Choose Your Destiny: Kids Or Queues
The larger the pool, the less time you'll spend in line, but the more children you'll be surrounded by. This is just Life, and the existential cost of public pools. If your core temperature is at Channing Tatum Covered In Hot Fries And Sriracha, then you probably just want to forgo the romance and jump in the water. Hamilton Fish in the Lower East Side, Astoria Park Pool, or Sunset Park Pool should do the trick. But if you're looking for a more refined experience, say, with a diving board, John Jay Pool or Tony Dapolito is where it's at. Go early, and if possible, on weekdays.
Bring A Lock
Everyone is required to bring their own small padlock (and it must be a solid lock, not one of those dinky ones you used in middle school) to keep your belongings safe in a locker. You will wait in line for 30 minutes before discovering this fact, then walk dejected and dry to a convenience store to buy one. It costs around $4 and will last you all summer.
Leave The Times At Home
Finding a space to lay out can be tough when it's super-crowded, but summer reading at a public pool is just as pleasant as anywhere else. Just don't bring your newspaper: it'll get confiscated. Bring that 50 Shades Of Mauve manuscript your uncle has been foisting on you all spring.
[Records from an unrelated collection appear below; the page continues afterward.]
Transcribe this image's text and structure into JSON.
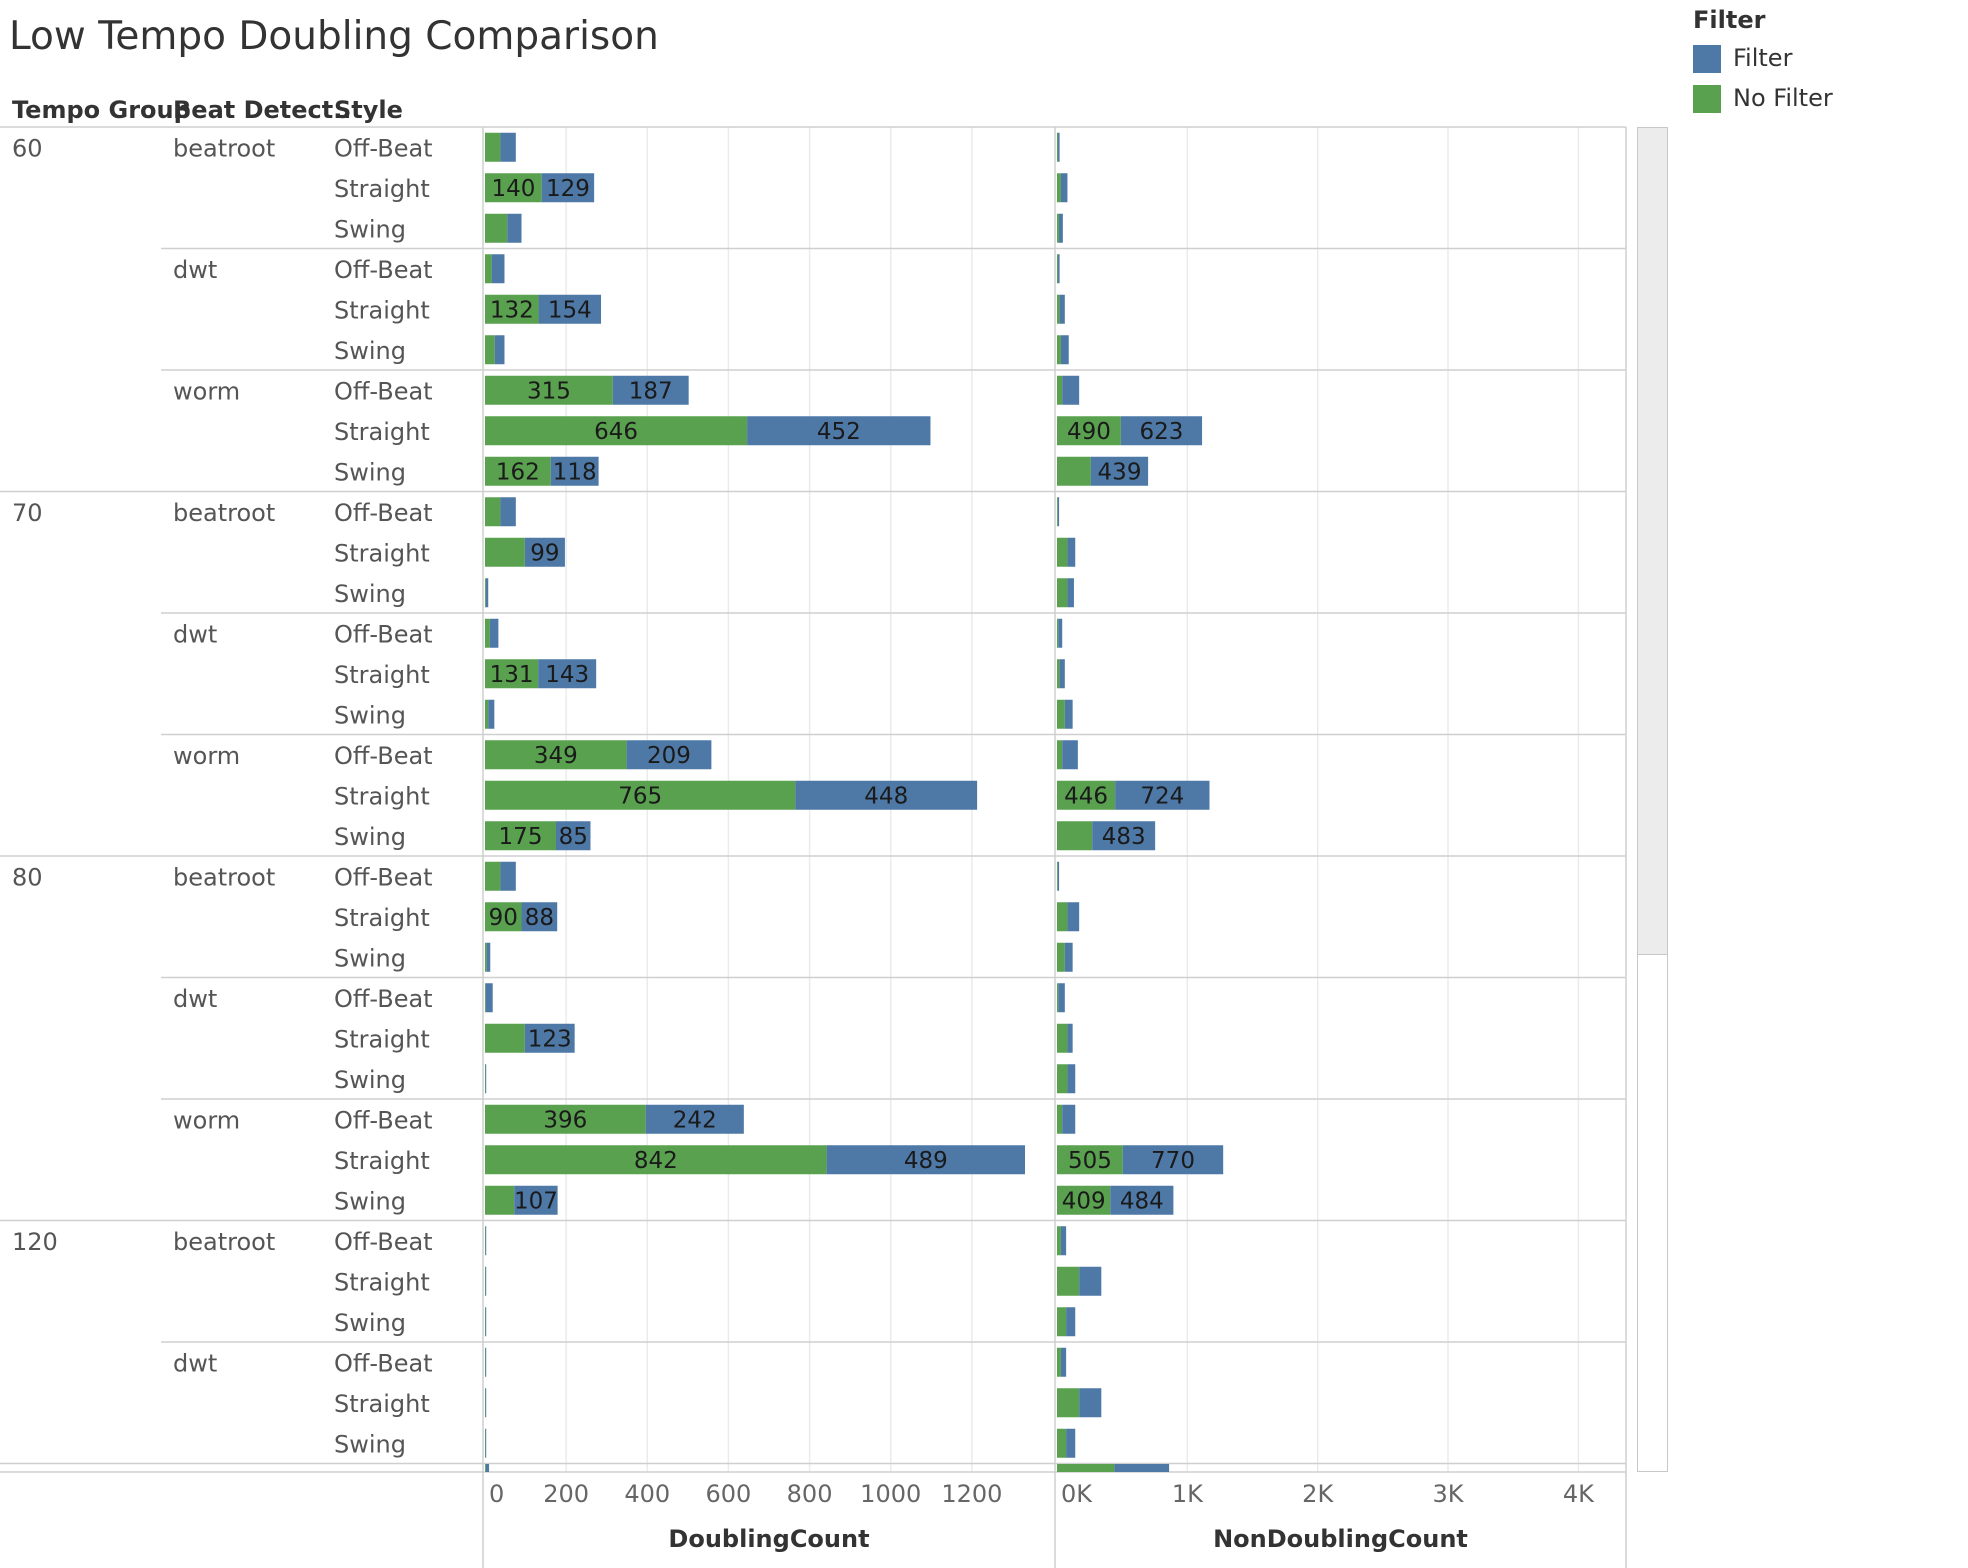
{
  "title": "Low Tempo Doubling Comparison",
  "headers": {
    "tempo_group": "Tempo Group",
    "beat_detect": "Beat Detect..",
    "style": "Style"
  },
  "legend": {
    "title": "Filter",
    "items": [
      {
        "label": "Filter",
        "color": "#4e79a7"
      },
      {
        "label": "No Filter",
        "color": "#59a14f"
      }
    ]
  },
  "colors": {
    "filter": "#4e79a7",
    "no_filter": "#59a14f",
    "grid": "#ebebeb",
    "separator": "#cfcfcf"
  },
  "chart_data": [
    {
      "type": "bar",
      "orientation": "horizontal",
      "stacked": true,
      "xlabel": "DoublingCount",
      "xlim": [
        0,
        1400
      ],
      "ticks": [
        0,
        200,
        400,
        600,
        800,
        1000,
        1200
      ],
      "tick_labels": [
        "0",
        "200",
        "400",
        "600",
        "800",
        "1000",
        "1200"
      ],
      "grid": true,
      "series_order": [
        "No Filter",
        "Filter"
      ],
      "rows": [
        {
          "tempo": "60",
          "detector": "beatroot",
          "style": "Off-Beat",
          "no_filter": 38,
          "filter": 38
        },
        {
          "tempo": "60",
          "detector": "beatroot",
          "style": "Straight",
          "no_filter": 140,
          "filter": 129,
          "no_filter_label": "140",
          "filter_label": "129"
        },
        {
          "tempo": "60",
          "detector": "beatroot",
          "style": "Swing",
          "no_filter": 55,
          "filter": 35
        },
        {
          "tempo": "60",
          "detector": "dwt",
          "style": "Off-Beat",
          "no_filter": 17,
          "filter": 31
        },
        {
          "tempo": "60",
          "detector": "dwt",
          "style": "Straight",
          "no_filter": 132,
          "filter": 154,
          "no_filter_label": "132",
          "filter_label": "154"
        },
        {
          "tempo": "60",
          "detector": "dwt",
          "style": "Swing",
          "no_filter": 24,
          "filter": 24
        },
        {
          "tempo": "60",
          "detector": "worm",
          "style": "Off-Beat",
          "no_filter": 315,
          "filter": 187,
          "no_filter_label": "315",
          "filter_label": "187"
        },
        {
          "tempo": "60",
          "detector": "worm",
          "style": "Straight",
          "no_filter": 646,
          "filter": 452,
          "no_filter_label": "646",
          "filter_label": "452"
        },
        {
          "tempo": "60",
          "detector": "worm",
          "style": "Swing",
          "no_filter": 162,
          "filter": 118,
          "no_filter_label": "162",
          "filter_label": "118"
        },
        {
          "tempo": "70",
          "detector": "beatroot",
          "style": "Off-Beat",
          "no_filter": 38,
          "filter": 38
        },
        {
          "tempo": "70",
          "detector": "beatroot",
          "style": "Straight",
          "no_filter": 98,
          "filter": 99,
          "filter_label": "99"
        },
        {
          "tempo": "70",
          "detector": "beatroot",
          "style": "Swing",
          "no_filter": 2,
          "filter": 6
        },
        {
          "tempo": "70",
          "detector": "dwt",
          "style": "Off-Beat",
          "no_filter": 12,
          "filter": 21
        },
        {
          "tempo": "70",
          "detector": "dwt",
          "style": "Straight",
          "no_filter": 131,
          "filter": 143,
          "no_filter_label": "131",
          "filter_label": "143"
        },
        {
          "tempo": "70",
          "detector": "dwt",
          "style": "Swing",
          "no_filter": 8,
          "filter": 15
        },
        {
          "tempo": "70",
          "detector": "worm",
          "style": "Off-Beat",
          "no_filter": 349,
          "filter": 209,
          "no_filter_label": "349",
          "filter_label": "209"
        },
        {
          "tempo": "70",
          "detector": "worm",
          "style": "Straight",
          "no_filter": 765,
          "filter": 448,
          "no_filter_label": "765",
          "filter_label": "448"
        },
        {
          "tempo": "70",
          "detector": "worm",
          "style": "Swing",
          "no_filter": 175,
          "filter": 85,
          "no_filter_label": "175",
          "filter_label": "85"
        },
        {
          "tempo": "80",
          "detector": "beatroot",
          "style": "Off-Beat",
          "no_filter": 38,
          "filter": 38
        },
        {
          "tempo": "80",
          "detector": "beatroot",
          "style": "Straight",
          "no_filter": 90,
          "filter": 88,
          "no_filter_label": "90",
          "filter_label": "88"
        },
        {
          "tempo": "80",
          "detector": "beatroot",
          "style": "Swing",
          "no_filter": 4,
          "filter": 9
        },
        {
          "tempo": "80",
          "detector": "dwt",
          "style": "Off-Beat",
          "no_filter": 2,
          "filter": 17
        },
        {
          "tempo": "80",
          "detector": "dwt",
          "style": "Straight",
          "no_filter": 98,
          "filter": 123,
          "filter_label": "123"
        },
        {
          "tempo": "80",
          "detector": "dwt",
          "style": "Swing",
          "no_filter": 1,
          "filter": 2
        },
        {
          "tempo": "80",
          "detector": "worm",
          "style": "Off-Beat",
          "no_filter": 396,
          "filter": 242,
          "no_filter_label": "396",
          "filter_label": "242"
        },
        {
          "tempo": "80",
          "detector": "worm",
          "style": "Straight",
          "no_filter": 842,
          "filter": 489,
          "no_filter_label": "842",
          "filter_label": "489"
        },
        {
          "tempo": "80",
          "detector": "worm",
          "style": "Swing",
          "no_filter": 72,
          "filter": 107,
          "filter_label": "107"
        },
        {
          "tempo": "120",
          "detector": "beatroot",
          "style": "Off-Beat",
          "no_filter": 1,
          "filter": 2
        },
        {
          "tempo": "120",
          "detector": "beatroot",
          "style": "Straight",
          "no_filter": 1,
          "filter": 2
        },
        {
          "tempo": "120",
          "detector": "beatroot",
          "style": "Swing",
          "no_filter": 1,
          "filter": 2
        },
        {
          "tempo": "120",
          "detector": "dwt",
          "style": "Off-Beat",
          "no_filter": 1,
          "filter": 2
        },
        {
          "tempo": "120",
          "detector": "dwt",
          "style": "Straight",
          "no_filter": 1,
          "filter": 2
        },
        {
          "tempo": "120",
          "detector": "dwt",
          "style": "Swing",
          "no_filter": 1,
          "filter": 2
        }
      ]
    },
    {
      "type": "bar",
      "orientation": "horizontal",
      "stacked": true,
      "xlabel": "NonDoublingCount",
      "xlim": [
        0,
        4350
      ],
      "ticks": [
        0,
        1000,
        2000,
        3000,
        4000
      ],
      "tick_labels": [
        "0K",
        "1K",
        "2K",
        "3K",
        "4K"
      ],
      "grid": true,
      "series_order": [
        "No Filter",
        "Filter"
      ],
      "rows": [
        {
          "tempo": "60",
          "detector": "beatroot",
          "style": "Off-Beat",
          "no_filter": 8,
          "filter": 12
        },
        {
          "tempo": "60",
          "detector": "beatroot",
          "style": "Straight",
          "no_filter": 30,
          "filter": 50
        },
        {
          "tempo": "60",
          "detector": "beatroot",
          "style": "Swing",
          "no_filter": 15,
          "filter": 30
        },
        {
          "tempo": "60",
          "detector": "dwt",
          "style": "Off-Beat",
          "no_filter": 8,
          "filter": 12
        },
        {
          "tempo": "60",
          "detector": "dwt",
          "style": "Straight",
          "no_filter": 20,
          "filter": 40
        },
        {
          "tempo": "60",
          "detector": "dwt",
          "style": "Swing",
          "no_filter": 30,
          "filter": 60
        },
        {
          "tempo": "60",
          "detector": "worm",
          "style": "Off-Beat",
          "no_filter": 40,
          "filter": 130
        },
        {
          "tempo": "60",
          "detector": "worm",
          "style": "Straight",
          "no_filter": 490,
          "filter": 623,
          "no_filter_label": "490",
          "filter_label": "623"
        },
        {
          "tempo": "60",
          "detector": "worm",
          "style": "Swing",
          "no_filter": 260,
          "filter": 439,
          "filter_label": "439"
        },
        {
          "tempo": "70",
          "detector": "beatroot",
          "style": "Off-Beat",
          "no_filter": 6,
          "filter": 10
        },
        {
          "tempo": "70",
          "detector": "beatroot",
          "style": "Straight",
          "no_filter": 80,
          "filter": 60
        },
        {
          "tempo": "70",
          "detector": "beatroot",
          "style": "Swing",
          "no_filter": 80,
          "filter": 50
        },
        {
          "tempo": "70",
          "detector": "dwt",
          "style": "Off-Beat",
          "no_filter": 10,
          "filter": 30
        },
        {
          "tempo": "70",
          "detector": "dwt",
          "style": "Straight",
          "no_filter": 20,
          "filter": 40
        },
        {
          "tempo": "70",
          "detector": "dwt",
          "style": "Swing",
          "no_filter": 60,
          "filter": 60
        },
        {
          "tempo": "70",
          "detector": "worm",
          "style": "Off-Beat",
          "no_filter": 40,
          "filter": 120
        },
        {
          "tempo": "70",
          "detector": "worm",
          "style": "Straight",
          "no_filter": 446,
          "filter": 724,
          "no_filter_label": "446",
          "filter_label": "724"
        },
        {
          "tempo": "70",
          "detector": "worm",
          "style": "Swing",
          "no_filter": 270,
          "filter": 483,
          "filter_label": "483"
        },
        {
          "tempo": "80",
          "detector": "beatroot",
          "style": "Off-Beat",
          "no_filter": 6,
          "filter": 10
        },
        {
          "tempo": "80",
          "detector": "beatroot",
          "style": "Straight",
          "no_filter": 80,
          "filter": 90
        },
        {
          "tempo": "80",
          "detector": "beatroot",
          "style": "Swing",
          "no_filter": 60,
          "filter": 60
        },
        {
          "tempo": "80",
          "detector": "dwt",
          "style": "Off-Beat",
          "no_filter": 10,
          "filter": 50
        },
        {
          "tempo": "80",
          "detector": "dwt",
          "style": "Straight",
          "no_filter": 80,
          "filter": 40
        },
        {
          "tempo": "80",
          "detector": "dwt",
          "style": "Swing",
          "no_filter": 80,
          "filter": 60
        },
        {
          "tempo": "80",
          "detector": "worm",
          "style": "Off-Beat",
          "no_filter": 40,
          "filter": 100
        },
        {
          "tempo": "80",
          "detector": "worm",
          "style": "Straight",
          "no_filter": 505,
          "filter": 770,
          "no_filter_label": "505",
          "filter_label": "770"
        },
        {
          "tempo": "80",
          "detector": "worm",
          "style": "Swing",
          "no_filter": 409,
          "filter": 484,
          "no_filter_label": "409",
          "filter_label": "484"
        },
        {
          "tempo": "120",
          "detector": "beatroot",
          "style": "Off-Beat",
          "no_filter": 30,
          "filter": 40
        },
        {
          "tempo": "120",
          "detector": "beatroot",
          "style": "Straight",
          "no_filter": 170,
          "filter": 170
        },
        {
          "tempo": "120",
          "detector": "beatroot",
          "style": "Swing",
          "no_filter": 70,
          "filter": 70
        },
        {
          "tempo": "120",
          "detector": "dwt",
          "style": "Off-Beat",
          "no_filter": 30,
          "filter": 40
        },
        {
          "tempo": "120",
          "detector": "dwt",
          "style": "Straight",
          "no_filter": 170,
          "filter": 170
        },
        {
          "tempo": "120",
          "detector": "dwt",
          "style": "Swing",
          "no_filter": 70,
          "filter": 70
        }
      ]
    }
  ]
}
The lockers that you use to store your belongings are pretty tiny—large enough for a purse or tote or small backpack but definitely not big enough for your "day bag" or your second set of clothes you're planning on wearing at the farmer's market later. Put the sunscreen on at home, forget the Ziplock bag of brie and be surgical about your entry/exit.
Public pools probably aren't going to make you sick: they're cleaner than some private pools and were rated "pristine" in a surprise, gotcha New York Post investigation last year. A trip to the public pool isn't supposed to be an "epic journey" where the fate of your day swings on the axis of Fun. If the line wraps around the block, or the schoolbus that just came from the Popsicle Land field trip just let out, or if they're cleaning the pool and won't let anyone in (from 3 p.m. to 4 p.m.), just head to another pool. There are 64 of them, and you own them all.